A petição inicial veio instruída com os documentos de evento 1.
Sobreveio decisão de evento 15, DOC1, na qual o pedido liminar foi indeferido, mas foi deferida a gratuidade da justiça aos embargantes.
Regularmente citada, a cooperativa embargada apresentou sua contestação em evento 25, DOC1, declarando não se opor ao pedido de levantamento da penhora. Esclareceu que, ao tomar conhecimento de que o imóvel havia sido adquirido por terceiros, protocolou, por iniciativa própria e em sinal de boa-fé, uma petição nos autos da execução, requerendo a baixa da constrição. A embargada pontuou que a penhora só ocorreu porque os próprios embargantes foram negligentes ao não promoverem o registro da Escritura de Compra e Venda na matrícula do imóvel, o que manteve o bem formalmente em nome do executado.
Os embargantes apresentaram réplica em evento 31, DOC1, reconhecendo que a questão principal da penhora já havia sido resolvida nos autos da execução.
Intimadas a especificarem as provas que pretendiam produzir, ambas as partes requereram o julgamento antecipado do mérito.
É o relatório. Decido.
A controvérsia central dos presentes embargos residia na desconstituição da penhora que recaiu sobre o imóvel que alegam ter adquirido de boa-fé, antes do ajuizamento da execução.
A prova documental, notadamente o Contrato Particular de Compra e Venda (evento 1, DOC9) e a Escritura Pública (evento 1, DOC10), demonstra de forma inequívoca que a aquisição do bem pelos embargantes ocorreu em 01/12/2022 e 08/10/2024, respectivamente, datas anteriores ao ajuizamento da execução em 07/01/2025.
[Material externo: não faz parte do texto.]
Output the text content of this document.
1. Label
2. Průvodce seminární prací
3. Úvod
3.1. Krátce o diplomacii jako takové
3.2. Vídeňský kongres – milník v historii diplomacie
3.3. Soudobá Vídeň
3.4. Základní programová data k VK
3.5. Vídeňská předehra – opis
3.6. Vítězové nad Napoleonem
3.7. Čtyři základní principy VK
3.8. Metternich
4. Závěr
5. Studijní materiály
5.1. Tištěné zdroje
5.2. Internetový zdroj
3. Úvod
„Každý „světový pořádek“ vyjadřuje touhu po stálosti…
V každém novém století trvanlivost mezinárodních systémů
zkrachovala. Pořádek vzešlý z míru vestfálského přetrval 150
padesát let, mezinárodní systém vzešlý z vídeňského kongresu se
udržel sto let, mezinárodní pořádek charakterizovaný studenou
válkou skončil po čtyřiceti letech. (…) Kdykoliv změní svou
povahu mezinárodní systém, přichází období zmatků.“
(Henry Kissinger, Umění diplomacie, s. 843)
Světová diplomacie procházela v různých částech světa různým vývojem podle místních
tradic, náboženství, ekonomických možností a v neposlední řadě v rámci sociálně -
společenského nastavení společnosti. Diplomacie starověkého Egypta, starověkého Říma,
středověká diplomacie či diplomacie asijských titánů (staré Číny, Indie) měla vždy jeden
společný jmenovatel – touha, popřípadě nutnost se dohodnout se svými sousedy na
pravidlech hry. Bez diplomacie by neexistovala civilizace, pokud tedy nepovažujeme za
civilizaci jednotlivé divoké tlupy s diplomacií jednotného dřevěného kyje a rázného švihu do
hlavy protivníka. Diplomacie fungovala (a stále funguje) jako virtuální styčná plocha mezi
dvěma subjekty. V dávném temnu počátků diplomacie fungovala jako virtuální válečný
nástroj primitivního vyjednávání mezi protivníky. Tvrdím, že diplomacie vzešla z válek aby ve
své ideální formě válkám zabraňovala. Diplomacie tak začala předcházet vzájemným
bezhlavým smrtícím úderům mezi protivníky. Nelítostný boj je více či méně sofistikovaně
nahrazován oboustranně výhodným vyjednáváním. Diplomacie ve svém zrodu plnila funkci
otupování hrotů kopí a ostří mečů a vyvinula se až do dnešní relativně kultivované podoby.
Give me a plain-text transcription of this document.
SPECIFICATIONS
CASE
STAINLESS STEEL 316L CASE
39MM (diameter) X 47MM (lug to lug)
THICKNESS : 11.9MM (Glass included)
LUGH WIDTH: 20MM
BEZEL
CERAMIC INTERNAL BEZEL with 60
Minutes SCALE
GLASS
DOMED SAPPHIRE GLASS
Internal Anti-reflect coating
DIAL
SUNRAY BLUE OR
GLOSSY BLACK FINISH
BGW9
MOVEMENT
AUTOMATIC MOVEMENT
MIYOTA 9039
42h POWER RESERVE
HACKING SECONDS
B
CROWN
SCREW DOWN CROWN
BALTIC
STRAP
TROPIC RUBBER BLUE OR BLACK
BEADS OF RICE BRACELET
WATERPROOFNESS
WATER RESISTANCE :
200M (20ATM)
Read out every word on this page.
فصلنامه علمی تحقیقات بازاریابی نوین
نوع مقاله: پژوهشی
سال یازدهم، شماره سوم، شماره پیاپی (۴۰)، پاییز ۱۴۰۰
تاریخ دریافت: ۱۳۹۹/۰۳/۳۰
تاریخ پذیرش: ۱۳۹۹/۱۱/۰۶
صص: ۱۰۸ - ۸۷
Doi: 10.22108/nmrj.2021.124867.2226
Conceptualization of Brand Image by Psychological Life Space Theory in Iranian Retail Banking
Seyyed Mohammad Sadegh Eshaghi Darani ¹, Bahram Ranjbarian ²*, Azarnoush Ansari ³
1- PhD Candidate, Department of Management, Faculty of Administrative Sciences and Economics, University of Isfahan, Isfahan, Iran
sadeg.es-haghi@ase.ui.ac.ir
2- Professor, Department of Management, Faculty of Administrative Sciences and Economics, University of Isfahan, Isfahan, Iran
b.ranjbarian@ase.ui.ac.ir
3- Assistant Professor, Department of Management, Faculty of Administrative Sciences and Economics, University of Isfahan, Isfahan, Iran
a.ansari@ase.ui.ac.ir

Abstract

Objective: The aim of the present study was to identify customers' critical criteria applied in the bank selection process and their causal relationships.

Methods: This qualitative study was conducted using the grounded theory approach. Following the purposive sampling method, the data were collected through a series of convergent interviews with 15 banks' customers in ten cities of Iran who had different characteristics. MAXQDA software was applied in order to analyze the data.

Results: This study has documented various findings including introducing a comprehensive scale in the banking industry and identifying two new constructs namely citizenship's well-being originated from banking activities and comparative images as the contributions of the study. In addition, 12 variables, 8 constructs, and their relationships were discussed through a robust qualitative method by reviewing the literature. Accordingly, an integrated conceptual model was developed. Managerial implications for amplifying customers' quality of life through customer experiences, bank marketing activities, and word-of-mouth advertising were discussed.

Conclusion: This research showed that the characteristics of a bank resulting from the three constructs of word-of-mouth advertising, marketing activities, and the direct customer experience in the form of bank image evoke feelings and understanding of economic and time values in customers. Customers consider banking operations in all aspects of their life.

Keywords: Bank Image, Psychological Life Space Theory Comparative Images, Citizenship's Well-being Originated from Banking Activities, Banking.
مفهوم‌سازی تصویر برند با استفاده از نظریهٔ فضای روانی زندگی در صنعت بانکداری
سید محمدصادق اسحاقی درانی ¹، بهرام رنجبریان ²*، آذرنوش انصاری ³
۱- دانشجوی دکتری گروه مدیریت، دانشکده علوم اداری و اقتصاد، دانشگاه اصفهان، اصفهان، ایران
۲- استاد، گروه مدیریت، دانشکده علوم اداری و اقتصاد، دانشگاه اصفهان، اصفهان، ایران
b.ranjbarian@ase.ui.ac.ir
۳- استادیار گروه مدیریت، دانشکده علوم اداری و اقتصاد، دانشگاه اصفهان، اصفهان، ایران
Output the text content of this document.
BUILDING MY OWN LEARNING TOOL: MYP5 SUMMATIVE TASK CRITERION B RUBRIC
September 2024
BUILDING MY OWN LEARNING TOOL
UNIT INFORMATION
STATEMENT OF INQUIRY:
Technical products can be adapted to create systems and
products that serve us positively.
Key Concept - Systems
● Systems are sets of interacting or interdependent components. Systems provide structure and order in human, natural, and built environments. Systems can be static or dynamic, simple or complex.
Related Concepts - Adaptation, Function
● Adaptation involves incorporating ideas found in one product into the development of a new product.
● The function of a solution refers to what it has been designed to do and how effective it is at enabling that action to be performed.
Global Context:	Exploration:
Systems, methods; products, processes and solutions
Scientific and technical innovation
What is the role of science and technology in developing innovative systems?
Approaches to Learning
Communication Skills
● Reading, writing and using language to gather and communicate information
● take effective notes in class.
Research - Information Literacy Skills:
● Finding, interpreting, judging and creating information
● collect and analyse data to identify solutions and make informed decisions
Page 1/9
Contudo, verifica-se a perda superveniente do interesse de agir quanto ao pedido de desconstituição da constrição.
Isso porque, conforme informado pela própria embargada e comprovado pelo despacho proferido nos autos da Execução nº 5000023-19.2025.8.13.0074 (evento 31, DOC2), já foi determinado o levantamento da penhora que recaía sobre o imóvel de matrícula n. 24.485. Tal decisão foi proferida após a própria credora/embargada ter peticionado nos autos executivos, reconhecendo o equívoco e requerendo a baixa da constrição.
Dessa forma, a pretensão principal almejado pelos embargantes já foi alcançada na via principal, esvaziando-se o objeto desta demanda nesse ponto.
Ante o exposto, JULGO EXTINTO O PROCESSO, sem resolução do mérito, nos termos do art. 485, VI, do Código de Processo Civil, em razão da perda superveniente do objeto, consubstanciada no levantamento da penhora nos autos do processo de execução.
Custas ex lege.
Transitada em julgado, traslade-se cópia desta sentença para os autos da execução (5000023-19.2025.8.13.0074).
Publique-se. Registre-se. Intimem-se. Cumpra-se.